The seektable is not mandatory to seek a FLAC, so we can drop it.

Models

Blender supports a compressed .blend variant that is just a .blend file compressed with gzip to produce a .blend.gz file renamed as .blend again.

To compress an uncompressed .blend file with maximum compression, one can do:

 gzip -9 model.blend
 mv file.blend.gz file.blend

Zip

It's possible to store files in zip without storing the parent directories, this save zip file space for a negligible cost. This would mean directories permissions and change date will not be stored but that's usually useless.

It's possible to set all the files to the same date, time and permission. This will probably not reduce the zip file size itself, but it will reduce the zip file size containing the zip file. So, for example, setting all the files to the same date, time and permission when creating a .dpk archive and an engine zip will reduce the size of the release zip containing all of them.

The best zip compressor that is 7zip in zip mode, 7z -tzip -mx=9 a <archive> <file> produces good result, it's possible to achieve more compression by increasing other options like 7z -mx=9 -mfb=258 -mpass=15 <archive> <file>. By default 7z -tzip <archive> <file> is equivalent to 7z -tzip -mx5 -mfb32 -mpass=1 <archive> <file>.

It's possible to then produce smaller zip using zopfli-enabled compressors like advzip.
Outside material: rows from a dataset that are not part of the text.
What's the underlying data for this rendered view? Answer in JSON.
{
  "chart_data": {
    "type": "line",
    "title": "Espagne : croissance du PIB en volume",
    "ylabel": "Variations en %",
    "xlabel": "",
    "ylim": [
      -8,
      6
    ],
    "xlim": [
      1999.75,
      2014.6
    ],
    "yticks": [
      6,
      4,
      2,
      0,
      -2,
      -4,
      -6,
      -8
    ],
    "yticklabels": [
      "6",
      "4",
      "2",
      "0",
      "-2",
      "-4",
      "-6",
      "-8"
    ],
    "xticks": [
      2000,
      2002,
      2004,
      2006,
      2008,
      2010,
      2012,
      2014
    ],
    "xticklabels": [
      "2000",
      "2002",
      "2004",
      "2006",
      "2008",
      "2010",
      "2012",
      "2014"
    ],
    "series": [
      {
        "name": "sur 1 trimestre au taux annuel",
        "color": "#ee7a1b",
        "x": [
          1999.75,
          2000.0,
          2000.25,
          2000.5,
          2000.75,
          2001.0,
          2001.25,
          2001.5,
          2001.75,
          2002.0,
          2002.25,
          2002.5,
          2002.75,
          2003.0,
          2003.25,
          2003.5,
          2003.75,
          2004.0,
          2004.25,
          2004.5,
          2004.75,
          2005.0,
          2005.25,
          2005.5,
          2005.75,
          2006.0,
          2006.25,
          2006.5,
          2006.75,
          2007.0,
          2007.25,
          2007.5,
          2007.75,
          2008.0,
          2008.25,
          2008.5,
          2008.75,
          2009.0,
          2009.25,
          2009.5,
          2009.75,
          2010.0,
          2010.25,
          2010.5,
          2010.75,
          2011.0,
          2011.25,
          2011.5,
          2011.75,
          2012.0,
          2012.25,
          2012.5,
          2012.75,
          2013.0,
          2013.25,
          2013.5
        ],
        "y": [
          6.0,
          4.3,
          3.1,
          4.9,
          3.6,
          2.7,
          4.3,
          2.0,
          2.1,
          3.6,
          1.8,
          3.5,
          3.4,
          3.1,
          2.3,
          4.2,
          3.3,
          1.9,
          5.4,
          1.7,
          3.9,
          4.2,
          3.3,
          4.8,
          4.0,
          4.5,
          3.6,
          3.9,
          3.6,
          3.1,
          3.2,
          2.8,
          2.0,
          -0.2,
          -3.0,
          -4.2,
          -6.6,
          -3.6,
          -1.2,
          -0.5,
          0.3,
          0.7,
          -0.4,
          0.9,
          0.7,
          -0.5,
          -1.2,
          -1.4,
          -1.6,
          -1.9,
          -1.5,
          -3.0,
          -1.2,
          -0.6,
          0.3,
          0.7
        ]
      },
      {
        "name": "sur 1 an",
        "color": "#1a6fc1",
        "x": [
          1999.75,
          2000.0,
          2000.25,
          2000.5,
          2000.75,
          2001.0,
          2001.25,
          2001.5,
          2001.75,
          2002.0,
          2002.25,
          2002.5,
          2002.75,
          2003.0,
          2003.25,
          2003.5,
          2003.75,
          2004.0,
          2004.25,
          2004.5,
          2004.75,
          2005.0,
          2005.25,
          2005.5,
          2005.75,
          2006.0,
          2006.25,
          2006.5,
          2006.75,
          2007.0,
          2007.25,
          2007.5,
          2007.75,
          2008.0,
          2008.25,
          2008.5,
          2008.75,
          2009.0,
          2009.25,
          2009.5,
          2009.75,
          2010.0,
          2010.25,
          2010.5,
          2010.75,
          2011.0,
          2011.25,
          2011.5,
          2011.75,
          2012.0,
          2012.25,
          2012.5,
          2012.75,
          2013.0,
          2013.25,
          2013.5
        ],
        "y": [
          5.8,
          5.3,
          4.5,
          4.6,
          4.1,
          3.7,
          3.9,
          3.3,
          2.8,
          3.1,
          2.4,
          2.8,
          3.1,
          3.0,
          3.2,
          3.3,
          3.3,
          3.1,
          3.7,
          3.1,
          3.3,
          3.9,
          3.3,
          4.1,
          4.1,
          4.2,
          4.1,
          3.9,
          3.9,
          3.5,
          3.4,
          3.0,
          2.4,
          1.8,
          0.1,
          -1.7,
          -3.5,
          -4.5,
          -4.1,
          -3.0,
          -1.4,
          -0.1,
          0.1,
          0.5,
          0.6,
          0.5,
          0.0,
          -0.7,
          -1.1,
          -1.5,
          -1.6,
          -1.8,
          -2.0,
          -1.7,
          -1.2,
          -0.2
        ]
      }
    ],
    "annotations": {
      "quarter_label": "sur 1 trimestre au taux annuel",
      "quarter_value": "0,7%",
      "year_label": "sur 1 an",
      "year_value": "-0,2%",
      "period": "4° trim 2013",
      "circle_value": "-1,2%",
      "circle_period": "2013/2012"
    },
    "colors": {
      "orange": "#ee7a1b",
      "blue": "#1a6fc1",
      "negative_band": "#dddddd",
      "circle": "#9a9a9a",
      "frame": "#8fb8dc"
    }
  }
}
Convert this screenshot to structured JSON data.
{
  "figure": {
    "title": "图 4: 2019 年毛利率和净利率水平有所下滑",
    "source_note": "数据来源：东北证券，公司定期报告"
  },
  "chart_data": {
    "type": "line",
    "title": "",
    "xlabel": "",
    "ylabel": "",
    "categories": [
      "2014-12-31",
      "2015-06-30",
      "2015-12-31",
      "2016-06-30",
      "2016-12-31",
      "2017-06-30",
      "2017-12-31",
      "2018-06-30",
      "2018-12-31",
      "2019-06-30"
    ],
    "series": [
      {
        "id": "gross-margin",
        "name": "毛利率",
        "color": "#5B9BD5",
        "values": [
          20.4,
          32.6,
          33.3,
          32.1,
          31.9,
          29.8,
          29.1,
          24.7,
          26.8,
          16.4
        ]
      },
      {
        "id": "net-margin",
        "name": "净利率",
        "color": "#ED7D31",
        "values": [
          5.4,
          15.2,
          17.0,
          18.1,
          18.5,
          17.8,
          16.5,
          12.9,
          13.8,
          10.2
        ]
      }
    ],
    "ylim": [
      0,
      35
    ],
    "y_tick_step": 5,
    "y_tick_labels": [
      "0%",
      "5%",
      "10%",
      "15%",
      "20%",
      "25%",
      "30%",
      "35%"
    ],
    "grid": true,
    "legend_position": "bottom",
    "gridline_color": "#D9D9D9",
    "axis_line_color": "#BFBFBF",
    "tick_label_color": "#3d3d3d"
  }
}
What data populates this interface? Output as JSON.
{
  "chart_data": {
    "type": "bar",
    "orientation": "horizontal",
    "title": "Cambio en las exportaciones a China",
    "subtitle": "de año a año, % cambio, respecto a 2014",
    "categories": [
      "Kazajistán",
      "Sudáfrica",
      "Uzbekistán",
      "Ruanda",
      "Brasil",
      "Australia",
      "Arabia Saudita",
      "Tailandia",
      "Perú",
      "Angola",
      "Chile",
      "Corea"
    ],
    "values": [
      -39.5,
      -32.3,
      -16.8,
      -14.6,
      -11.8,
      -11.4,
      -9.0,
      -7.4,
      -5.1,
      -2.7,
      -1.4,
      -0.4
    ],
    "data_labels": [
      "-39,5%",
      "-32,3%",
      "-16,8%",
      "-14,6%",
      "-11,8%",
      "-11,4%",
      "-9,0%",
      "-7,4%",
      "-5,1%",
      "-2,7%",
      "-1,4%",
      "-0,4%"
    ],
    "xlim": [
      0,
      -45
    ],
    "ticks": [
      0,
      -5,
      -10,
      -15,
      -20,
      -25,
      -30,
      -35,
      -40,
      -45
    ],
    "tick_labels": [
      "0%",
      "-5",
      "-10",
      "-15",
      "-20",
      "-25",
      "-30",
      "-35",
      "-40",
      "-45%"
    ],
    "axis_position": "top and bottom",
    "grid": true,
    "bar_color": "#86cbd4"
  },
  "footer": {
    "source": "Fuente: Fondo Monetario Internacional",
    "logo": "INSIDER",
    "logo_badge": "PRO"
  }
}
It's still a good idea to compress with 7zip before compressing with advzip because 7z is really efficient and may stometime produce smaller files than zopfli, so advzip will just keep the smallest compression for each file.

To recompress a zip with advzip and zopfli, one can do advzip -z -4 <archive>, unfortunately advzip processes every file in the archive sequentially. One may want to compress every file in a separate zip, optimize every zip then produce the final zip with zipmerge.